Soru:
Dualara, filanın yüzüsuyu hürmetine; filanın hatırına gibi ziyadeler yapılmaktadır. Bu ziyadelerin şeriattaki yeri nedir? Rasûlullah’ın Sünneti bu konuda ne söylüyor? Sahabe nasıl dua yapmış? Böyle yapmakla, yani dua ederken “filanın yüzüsuyu hürmetine ” gibi sözler söylemekle herhangi dini bir kusur işlenmiş olur mu?
Cevap:
Duada, Allah’a (c.c) herhangi birinin yüzüsuyu hürmetini vasıta yapmak, O’nun ve Rasûlü’nün bize öğrettiği bir yol değildir. Bildiğiniz gibi, Kur’an-ı Kerim bu tür anlayışlardan uzaktır. Hadislerde de bu anlayışa temel oluşturabilecek bir örnek yoktur. Duada bu yolu uygulamış olan veya bir başkasına öğreten sahabeden herhangi birisini de hatırlamıyorum. Doğrusu Alemlerin Rabbi’ne dua ederken herhangi bir kulun yüzüsuyu hürmetini referans göstermek veya filan kulun hatırı için benim istek ve ihtiyaçlarımı karşıla demek mânâsına gelen anlayış tarzı müslümanlara nasıl musallat olmuş anlamakta güçlük çekiyorum. Ben böyle yapmanın yasak olduğunu söylemiyorum, sadece şu iki şeyi söylüyorum: Birincisi; bu şekilde dua yapmak, Alemlerin Rabbinin bize öğrettiği dua yapma şekline ve metoduna aykırıdır. Hz. Peygamberin doğrudan doğruya ashabına öğrettiği dua tarzına da aykırıdır. Bu sebebledir ki, bu tarz duadan uzak durulmalıdır. Zira Peygamber, Efendimiz ve diğer bütün peygamberler, Allah ile kulları arasındaki ilişkinin ve bağın doğru şeklinin ne olduğunu açıklamak için gelmişlerdir. Öyleyse onların ne uyguladıkları ne de öğrettikleri bir dua şekli olan bu tarz bir dua şeklini, herhangi bir kimse uygulamaya kalkışırsa, şüphesiz o, muteber olan bir şekli terkedip, muteber olmayan bir şekli uygulamış olur.

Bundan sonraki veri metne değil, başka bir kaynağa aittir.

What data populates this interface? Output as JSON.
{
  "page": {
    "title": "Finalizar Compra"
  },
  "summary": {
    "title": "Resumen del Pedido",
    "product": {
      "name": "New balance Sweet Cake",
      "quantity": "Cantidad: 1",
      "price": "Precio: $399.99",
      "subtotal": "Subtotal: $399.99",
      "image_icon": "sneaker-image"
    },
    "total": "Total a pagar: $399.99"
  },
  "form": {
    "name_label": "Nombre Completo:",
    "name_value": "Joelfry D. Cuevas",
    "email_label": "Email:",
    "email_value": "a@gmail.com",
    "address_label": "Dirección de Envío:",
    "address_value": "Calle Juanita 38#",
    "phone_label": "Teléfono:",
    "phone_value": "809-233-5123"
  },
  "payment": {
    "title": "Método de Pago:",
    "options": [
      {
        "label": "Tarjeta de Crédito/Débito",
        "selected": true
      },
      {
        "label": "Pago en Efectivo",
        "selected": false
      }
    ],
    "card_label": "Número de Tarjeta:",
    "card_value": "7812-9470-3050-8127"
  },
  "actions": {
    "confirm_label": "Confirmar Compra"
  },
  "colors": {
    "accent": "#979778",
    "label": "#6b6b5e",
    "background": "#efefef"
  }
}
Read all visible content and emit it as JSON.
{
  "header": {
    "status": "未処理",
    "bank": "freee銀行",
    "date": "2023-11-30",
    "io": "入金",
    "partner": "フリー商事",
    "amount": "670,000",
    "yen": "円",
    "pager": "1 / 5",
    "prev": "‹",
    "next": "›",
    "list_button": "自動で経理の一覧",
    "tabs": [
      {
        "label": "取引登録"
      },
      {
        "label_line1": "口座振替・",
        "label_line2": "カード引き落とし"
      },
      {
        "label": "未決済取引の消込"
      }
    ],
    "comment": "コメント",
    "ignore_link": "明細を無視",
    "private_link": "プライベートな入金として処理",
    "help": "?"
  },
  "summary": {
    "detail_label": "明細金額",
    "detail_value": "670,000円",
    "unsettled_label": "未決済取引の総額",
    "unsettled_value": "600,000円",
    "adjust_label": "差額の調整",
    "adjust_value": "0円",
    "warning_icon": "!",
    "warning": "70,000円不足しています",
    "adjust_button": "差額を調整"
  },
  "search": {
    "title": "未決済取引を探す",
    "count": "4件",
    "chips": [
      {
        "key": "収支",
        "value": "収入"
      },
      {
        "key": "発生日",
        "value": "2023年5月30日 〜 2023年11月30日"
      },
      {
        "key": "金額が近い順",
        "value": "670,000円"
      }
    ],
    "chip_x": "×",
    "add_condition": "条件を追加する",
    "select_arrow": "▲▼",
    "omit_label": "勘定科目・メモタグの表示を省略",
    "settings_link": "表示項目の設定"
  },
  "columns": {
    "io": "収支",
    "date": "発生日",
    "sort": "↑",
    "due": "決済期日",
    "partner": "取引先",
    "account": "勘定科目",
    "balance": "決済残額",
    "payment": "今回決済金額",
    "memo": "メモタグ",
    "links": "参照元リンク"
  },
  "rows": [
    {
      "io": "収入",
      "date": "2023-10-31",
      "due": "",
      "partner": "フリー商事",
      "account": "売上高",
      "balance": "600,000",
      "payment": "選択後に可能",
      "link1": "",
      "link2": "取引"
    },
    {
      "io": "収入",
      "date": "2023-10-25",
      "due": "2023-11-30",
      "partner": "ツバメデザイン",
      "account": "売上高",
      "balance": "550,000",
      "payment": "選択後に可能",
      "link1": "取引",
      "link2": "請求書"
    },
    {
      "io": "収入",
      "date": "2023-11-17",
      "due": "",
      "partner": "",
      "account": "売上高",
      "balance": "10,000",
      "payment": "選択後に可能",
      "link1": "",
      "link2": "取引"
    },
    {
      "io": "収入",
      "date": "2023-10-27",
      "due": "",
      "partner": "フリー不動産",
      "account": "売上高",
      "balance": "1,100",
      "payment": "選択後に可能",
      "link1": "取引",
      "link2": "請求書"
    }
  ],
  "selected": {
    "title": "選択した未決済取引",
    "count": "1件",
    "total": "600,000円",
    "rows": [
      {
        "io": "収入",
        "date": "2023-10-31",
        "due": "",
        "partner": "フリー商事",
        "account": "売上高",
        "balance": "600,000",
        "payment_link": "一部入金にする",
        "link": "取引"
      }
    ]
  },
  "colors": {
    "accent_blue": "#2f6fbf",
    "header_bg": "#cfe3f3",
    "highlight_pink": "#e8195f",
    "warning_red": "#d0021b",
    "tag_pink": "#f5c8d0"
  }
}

İkinci olarak da, bu dua şeklinin nefrete şayan bir yol olduğuna inanıyorum. Başka bir kişinin bu dua şeklini benim gördüğüm gibi görmeyip başka bir açıdan bakması ve nefrete şayan bulmaması farklı bir durum. Ben ne zaman bu dua şeklinin zararlarına dikkat etsem, gözümün önüne hemen çok mert ve çok cömert bir zat gelir: Onun kapısına gelen herhangi bir insamn arzuları anında yerine getiriliyor, feyz ve keremi herkesi kuşatıyor, her isteyen ondan dilediğini talep edebiliyor, lûtfu herkese açık ve herkes ona kolaylıkla ulaşabiliyor. Böyle bir zâtın karşısına bir kişinin doğrudan gelerek: “Ey kerem sahibi, cömert insan! Bana yardım et” demek yerine, filan kişinin hatırına benim ihtiyaçlarımı gider demesi ne kadar uygun düşer varın siz hesap edin. Bu isteme biçiminde, o cömert kişinin merhameti ve cömertliği sebebiyle başkalarının ihtiyaçlarım gidermediği, fakat arkadaşlarının, dostlarının ve akrabalarının hatırına lütuf ve ihsanda bulunduğu su-i zannı gizlidir. Eğer bunların vasıtasıyla dua edilmezse sanki o zaman ondan lıiç bir şey alamayacağınız zannıyla ümitsizliğe düşüyorsunuz. Filanın yüzüsuyu hürmetine demek; aynı zamanda, istekte bulunduğunuz zâta baskı uyguladığınız mânâsına gelir ki, siz aslında şöyle demek istiyorsunuz: “Ben filan büyük insanın tavsiyesi ile geliyorum. Benim ricamı herhangi aracısız bir insanın ricası gibi düşünerek geri çevirmemelisiniz.” Eğer bu tarz dua bu söylediğim anlama gelmiyorsa, ne anlama geldiğini bana da öğretin. Böylece içimdeki sıkıntıdan kurtulacağım için memnun olurum. Fakat eğer bu tarz duanın anlamı gerçekten benim anladığım şekildeyse, o zaman Allah Teâlâ’nın kâmil sıfatları hakkında doğru bilgiye sahip bir şahsın böyle bir dua tarzını hayâl edebileceğini bile düşünemiyorum. Fıkıh alimleri bu dua tarzının, bu gibi mahzurlarım dikkate alarak mekruh olduğu kanaatine varmışlardır. Nitekim Hanefî Fıkhının meşhur kitabı Hidayede şöyle yazmaktadır: “Bir kimsenin dua ederken filanın hakkı için, filanın yüzüsuyu hürmetine veya peygamberlerin, nebilerin hakkı için demesi mekruhtur. Zira yaratılanın, yaratan üzerinde hiçbir hakkı söz konusu değildir.”